Rational functions on projective space are ratios of homogeneous polynomials of the same degree. A ratio of polynomials of different degrees will not yield a well-defined function on projective space, since rescaling the coordinates by a constant will produce different values. For instance, let $F(x,y) = \frac{x^2 + xy + y}{x+y}$ and consider the point $P = [1 : 1] = [2 : 2]$. Then $$ F(P) = \frac{1 + 1 + 1}{1 + 1} = 3/2 $$ but also $$ F(P) = \frac{4 + 4 + 2}{2 + 2} = 10/4 = 5/2 \, . $$
To turn $g(x) := \frac{p(x)}{q(x)} = \frac{x^2 + x + 1}{x + 1}$ into a function on projective space, we have to homogenize the numerator and denominator so that they have the same degree.
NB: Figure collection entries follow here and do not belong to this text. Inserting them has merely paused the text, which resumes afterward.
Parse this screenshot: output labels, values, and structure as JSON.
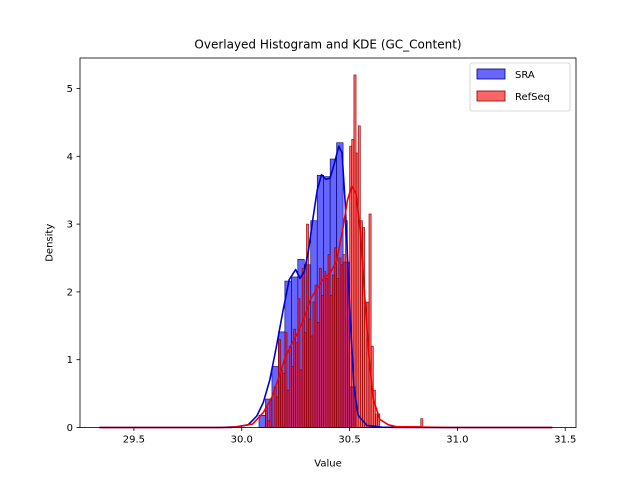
{
  "chart_data": {
    "type": "histogram",
    "title": "Overlayed Histogram and KDE (GC_Content)",
    "xlabel": "Value",
    "ylabel": "Density",
    "xlim": [
      29.25,
      31.55
    ],
    "ylim": [
      0,
      5.45
    ],
    "xticks": [
      29.5,
      30.0,
      30.5,
      31.0,
      31.5
    ],
    "xtick_labels": [
      "29.5",
      "30.0",
      "30.5",
      "31.0",
      "31.5"
    ],
    "yticks": [
      0,
      1,
      2,
      3,
      4,
      5
    ],
    "ytick_labels": [
      "0",
      "1",
      "2",
      "3",
      "4",
      "5"
    ],
    "legend_position": "top-right",
    "grid": false,
    "series": [
      {
        "name": "SRA",
        "fill": "#0000ff",
        "fill_opacity": 0.6,
        "edge": "#000066",
        "line": "#0000cc",
        "bins": [
          [
            30.08,
            30.11,
            0.18
          ],
          [
            30.11,
            30.14,
            0.42
          ],
          [
            30.14,
            30.17,
            0.9
          ],
          [
            30.17,
            30.2,
            1.41
          ],
          [
            30.2,
            30.23,
            2.16
          ],
          [
            30.23,
            30.26,
            2.22
          ],
          [
            30.26,
            30.29,
            2.48
          ],
          [
            30.29,
            30.32,
            2.4
          ],
          [
            30.32,
            30.35,
            3.05
          ],
          [
            30.35,
            30.38,
            3.72
          ],
          [
            30.38,
            30.41,
            3.7
          ],
          [
            30.41,
            30.44,
            3.96
          ],
          [
            30.44,
            30.47,
            4.2
          ],
          [
            30.47,
            30.5,
            2.44
          ],
          [
            30.5,
            30.53,
            0.6
          ]
        ],
        "kde": [
          [
            29.34,
            0
          ],
          [
            29.9,
            0
          ],
          [
            29.98,
            0.01
          ],
          [
            30.03,
            0.04
          ],
          [
            30.07,
            0.17
          ],
          [
            30.1,
            0.37
          ],
          [
            30.13,
            0.7
          ],
          [
            30.16,
            1.18
          ],
          [
            30.19,
            1.7
          ],
          [
            30.22,
            2.18
          ],
          [
            30.25,
            2.33
          ],
          [
            30.27,
            2.2
          ],
          [
            30.29,
            2.3
          ],
          [
            30.31,
            2.62
          ],
          [
            30.33,
            3.08
          ],
          [
            30.35,
            3.5
          ],
          [
            30.37,
            3.73
          ],
          [
            30.39,
            3.66
          ],
          [
            30.41,
            3.68
          ],
          [
            30.43,
            3.9
          ],
          [
            30.45,
            4.15
          ],
          [
            30.465,
            4.05
          ],
          [
            30.48,
            3.3
          ],
          [
            30.5,
            1.8
          ],
          [
            30.52,
            0.6
          ],
          [
            30.54,
            0.18
          ],
          [
            30.58,
            0.03
          ],
          [
            30.65,
            0.005
          ],
          [
            30.75,
            0
          ],
          [
            31.44,
            0
          ]
        ]
      },
      {
        "name": "RefSeq",
        "fill": "#ff0000",
        "fill_opacity": 0.6,
        "edge": "#880000",
        "line": "#ee0000",
        "bins": [
          [
            30.11,
            30.12,
            0.3
          ],
          [
            30.12,
            30.13,
            0.1
          ],
          [
            30.13,
            30.14,
            0.4
          ],
          [
            30.15,
            30.16,
            0.6
          ],
          [
            30.16,
            30.17,
            0.45
          ],
          [
            30.17,
            30.18,
            1.3
          ],
          [
            30.18,
            30.19,
            0.85
          ],
          [
            30.19,
            30.2,
            0.8
          ],
          [
            30.2,
            30.21,
            1.4
          ],
          [
            30.21,
            30.22,
            0.55
          ],
          [
            30.22,
            30.23,
            1.2
          ],
          [
            30.23,
            30.24,
            0.9
          ],
          [
            30.24,
            30.25,
            1.45
          ],
          [
            30.25,
            30.26,
            1.25
          ],
          [
            30.26,
            30.27,
            1.9
          ],
          [
            30.27,
            30.28,
            0.85
          ],
          [
            30.28,
            30.29,
            2.35
          ],
          [
            30.29,
            30.3,
            1.4
          ],
          [
            30.3,
            30.31,
            3.0
          ],
          [
            30.31,
            30.32,
            1.6
          ],
          [
            30.32,
            30.33,
            1.35
          ],
          [
            30.33,
            30.34,
            1.85
          ],
          [
            30.34,
            30.35,
            2.1
          ],
          [
            30.35,
            30.36,
            1.55
          ],
          [
            30.36,
            30.37,
            2.35
          ],
          [
            30.37,
            30.38,
            1.95
          ],
          [
            30.38,
            30.39,
            2.3
          ],
          [
            30.39,
            30.4,
            2.2
          ],
          [
            30.4,
            30.41,
            2.55
          ],
          [
            30.41,
            30.42,
            1.95
          ],
          [
            30.42,
            30.43,
            2.25
          ],
          [
            30.43,
            30.44,
            2.65
          ],
          [
            30.44,
            30.45,
            2.2
          ],
          [
            30.45,
            30.46,
            2.5
          ],
          [
            30.46,
            30.47,
            2.4
          ],
          [
            30.47,
            30.48,
            2.55
          ],
          [
            30.48,
            30.49,
            3.05
          ],
          [
            30.49,
            30.5,
            2.25
          ],
          [
            30.5,
            30.51,
            4.15
          ],
          [
            30.51,
            30.52,
            4.25
          ],
          [
            30.52,
            30.53,
            5.2
          ],
          [
            30.53,
            30.54,
            4.05
          ],
          [
            30.54,
            30.55,
            4.45
          ],
          [
            30.55,
            30.56,
            3.05
          ],
          [
            30.56,
            30.57,
            2.95
          ],
          [
            30.57,
            30.58,
            1.85
          ],
          [
            30.58,
            30.59,
            1.85
          ],
          [
            30.59,
            30.6,
            3.15
          ],
          [
            30.6,
            30.61,
            1.2
          ],
          [
            30.61,
            30.62,
            0.55
          ],
          [
            30.62,
            30.63,
            0.2
          ],
          [
            30.63,
            30.64,
            0.2
          ],
          [
            30.83,
            30.84,
            0.13
          ]
        ],
        "kde": [
          [
            29.34,
            0
          ],
          [
            29.95,
            0
          ],
          [
            30.05,
            0.05
          ],
          [
            30.1,
            0.22
          ],
          [
            30.14,
            0.45
          ],
          [
            30.17,
            0.72
          ],
          [
            30.2,
            1.02
          ],
          [
            30.23,
            1.22
          ],
          [
            30.26,
            1.4
          ],
          [
            30.29,
            1.62
          ],
          [
            30.32,
            1.9
          ],
          [
            30.35,
            2.05
          ],
          [
            30.38,
            2.2
          ],
          [
            30.41,
            2.28
          ],
          [
            30.44,
            2.45
          ],
          [
            30.47,
            2.95
          ],
          [
            30.49,
            3.35
          ],
          [
            30.51,
            3.56
          ],
          [
            30.53,
            3.45
          ],
          [
            30.55,
            2.9
          ],
          [
            30.57,
            1.95
          ],
          [
            30.59,
            1.05
          ],
          [
            30.61,
            0.42
          ],
          [
            30.64,
            0.12
          ],
          [
            30.68,
            0.04
          ],
          [
            30.72,
            0.01
          ],
          [
            30.8,
            0.01
          ],
          [
            30.86,
            0.005
          ],
          [
            30.95,
            0
          ],
          [
            31.44,
            0
          ]
        ]
      }
    ]
  }
}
This yields $G(X,Y) = \frac{X^2 + XY + Y^2}{XY + Y^2}$, and you can check that $G$ has a pole at $\infty = [1:0]$ since $G([1:0]) = [1:0]$.
An alternative way of checking vanishing at infinity is to use the change of coordinate map $x \mapsto 1/x$ that exchanges $0$ and $\infty$. Then we can examine the behavior of $g(1/x)$ at $0$ to determine the behavior of $g(x)$ at $\infty$. We find \begin{align*} g(1/x) = \frac{\frac{1}{x^2} + \frac{1}{x} + 1}{\frac{1}{x} + 1} = \frac{1 + x + x^2}{x + x^2} = \frac{x^2 + x + 1}{x(x+1)} \end{align*} which indeed has a pole at $0$.